きっと生まれる場所が、育つ環境が違えば、クラスの人気者になったかもしれない。みんなの輪の中心にいて、いつも弾けるような笑顔を浮かべている。そんな明るい人生を送ったなら、過労死した悪霊の口車に乗るような人間には育たなかったはず。
私たちは、生まれることを自分で決められないことはおろか、生まれる前からどんな自分になるか決められているというのか。
「朝陽さん。あなたなら、僕らの仲間に入れてもいいですよ」
骨張ってゴツゴツした手の指先が、触れる直前の距離で私の胸を指す。心を自称する臓器の少し横、左右の肋骨の中間、脊髄の反対側。

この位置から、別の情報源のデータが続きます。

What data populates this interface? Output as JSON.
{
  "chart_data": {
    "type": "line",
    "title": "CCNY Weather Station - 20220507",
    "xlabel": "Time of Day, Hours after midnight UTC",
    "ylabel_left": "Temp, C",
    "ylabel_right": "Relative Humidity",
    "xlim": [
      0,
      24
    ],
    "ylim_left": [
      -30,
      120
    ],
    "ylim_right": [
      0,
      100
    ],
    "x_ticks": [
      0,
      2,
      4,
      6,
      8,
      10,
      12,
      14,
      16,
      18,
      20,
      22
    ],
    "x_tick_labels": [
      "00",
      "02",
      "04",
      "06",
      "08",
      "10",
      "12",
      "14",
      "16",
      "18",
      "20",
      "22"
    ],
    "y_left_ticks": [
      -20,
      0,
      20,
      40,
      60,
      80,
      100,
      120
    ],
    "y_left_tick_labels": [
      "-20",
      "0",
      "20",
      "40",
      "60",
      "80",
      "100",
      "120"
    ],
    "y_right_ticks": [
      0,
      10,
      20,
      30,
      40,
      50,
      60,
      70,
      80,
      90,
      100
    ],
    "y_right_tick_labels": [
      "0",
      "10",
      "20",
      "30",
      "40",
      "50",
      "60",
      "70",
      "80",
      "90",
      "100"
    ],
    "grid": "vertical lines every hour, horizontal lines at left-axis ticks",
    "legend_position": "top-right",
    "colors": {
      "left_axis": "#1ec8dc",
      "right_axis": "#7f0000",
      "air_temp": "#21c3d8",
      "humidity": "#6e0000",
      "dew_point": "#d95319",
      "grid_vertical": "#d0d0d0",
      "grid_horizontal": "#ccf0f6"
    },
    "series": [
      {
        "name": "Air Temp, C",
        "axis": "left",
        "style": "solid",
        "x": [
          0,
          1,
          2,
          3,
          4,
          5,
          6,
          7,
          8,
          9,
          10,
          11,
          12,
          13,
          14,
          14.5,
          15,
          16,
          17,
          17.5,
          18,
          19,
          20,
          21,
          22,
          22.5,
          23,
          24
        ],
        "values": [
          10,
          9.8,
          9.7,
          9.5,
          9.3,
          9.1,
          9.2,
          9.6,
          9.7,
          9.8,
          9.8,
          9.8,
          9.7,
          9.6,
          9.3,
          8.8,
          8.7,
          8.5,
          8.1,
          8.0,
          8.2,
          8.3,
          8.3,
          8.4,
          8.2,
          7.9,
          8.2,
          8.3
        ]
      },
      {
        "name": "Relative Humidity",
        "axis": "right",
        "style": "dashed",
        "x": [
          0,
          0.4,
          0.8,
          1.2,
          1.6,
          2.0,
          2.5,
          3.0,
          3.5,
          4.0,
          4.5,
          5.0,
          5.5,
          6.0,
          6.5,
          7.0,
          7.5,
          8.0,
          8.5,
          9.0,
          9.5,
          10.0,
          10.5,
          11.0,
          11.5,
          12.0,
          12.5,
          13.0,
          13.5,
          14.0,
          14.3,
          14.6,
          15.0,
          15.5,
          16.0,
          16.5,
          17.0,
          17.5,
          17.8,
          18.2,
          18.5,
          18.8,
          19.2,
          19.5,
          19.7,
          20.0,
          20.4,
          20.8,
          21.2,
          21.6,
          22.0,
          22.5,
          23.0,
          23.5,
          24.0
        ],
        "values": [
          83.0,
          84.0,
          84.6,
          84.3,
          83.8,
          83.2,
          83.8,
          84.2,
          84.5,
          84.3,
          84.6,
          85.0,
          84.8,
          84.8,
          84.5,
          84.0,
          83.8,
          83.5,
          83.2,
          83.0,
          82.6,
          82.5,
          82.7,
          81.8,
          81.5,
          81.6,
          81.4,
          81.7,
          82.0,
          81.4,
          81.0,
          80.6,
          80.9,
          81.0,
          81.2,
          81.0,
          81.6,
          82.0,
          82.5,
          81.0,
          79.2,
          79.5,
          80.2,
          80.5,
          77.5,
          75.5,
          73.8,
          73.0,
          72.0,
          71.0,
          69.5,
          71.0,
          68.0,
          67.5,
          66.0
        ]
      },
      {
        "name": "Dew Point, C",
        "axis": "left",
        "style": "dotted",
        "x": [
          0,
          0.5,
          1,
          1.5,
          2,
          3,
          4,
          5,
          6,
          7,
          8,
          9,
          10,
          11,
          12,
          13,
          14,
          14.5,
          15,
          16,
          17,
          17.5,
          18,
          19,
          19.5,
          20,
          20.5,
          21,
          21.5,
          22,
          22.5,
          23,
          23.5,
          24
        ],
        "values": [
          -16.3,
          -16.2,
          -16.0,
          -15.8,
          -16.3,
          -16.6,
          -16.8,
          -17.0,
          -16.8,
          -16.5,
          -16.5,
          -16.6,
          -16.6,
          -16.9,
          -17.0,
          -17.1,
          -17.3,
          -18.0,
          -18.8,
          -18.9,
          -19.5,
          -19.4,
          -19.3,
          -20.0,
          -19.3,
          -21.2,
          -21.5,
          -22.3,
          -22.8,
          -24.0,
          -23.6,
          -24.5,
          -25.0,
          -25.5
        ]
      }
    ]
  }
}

「宵と話していたんです。あなたは僕らと同じ穴をもっている。今、僕らが抱える感情をあなたが正しく理解しているのと同じように、僕らもあなたを誰より理解できる。この感情は、同じものを抱く人にしかわからない。持たざる者には理解できない。だから僕らは仲良くなれると思うんです」
砂月宵。不遇の下に生を受け、きっと誰にも理解されず、受け入れられずに生きてきた。そして同じく不遇の下に命を絶った悪霊と出会い、やり残したことを成すために日々を共にしている男。
では、今ここにいるこの悪霊の名前は何だろう。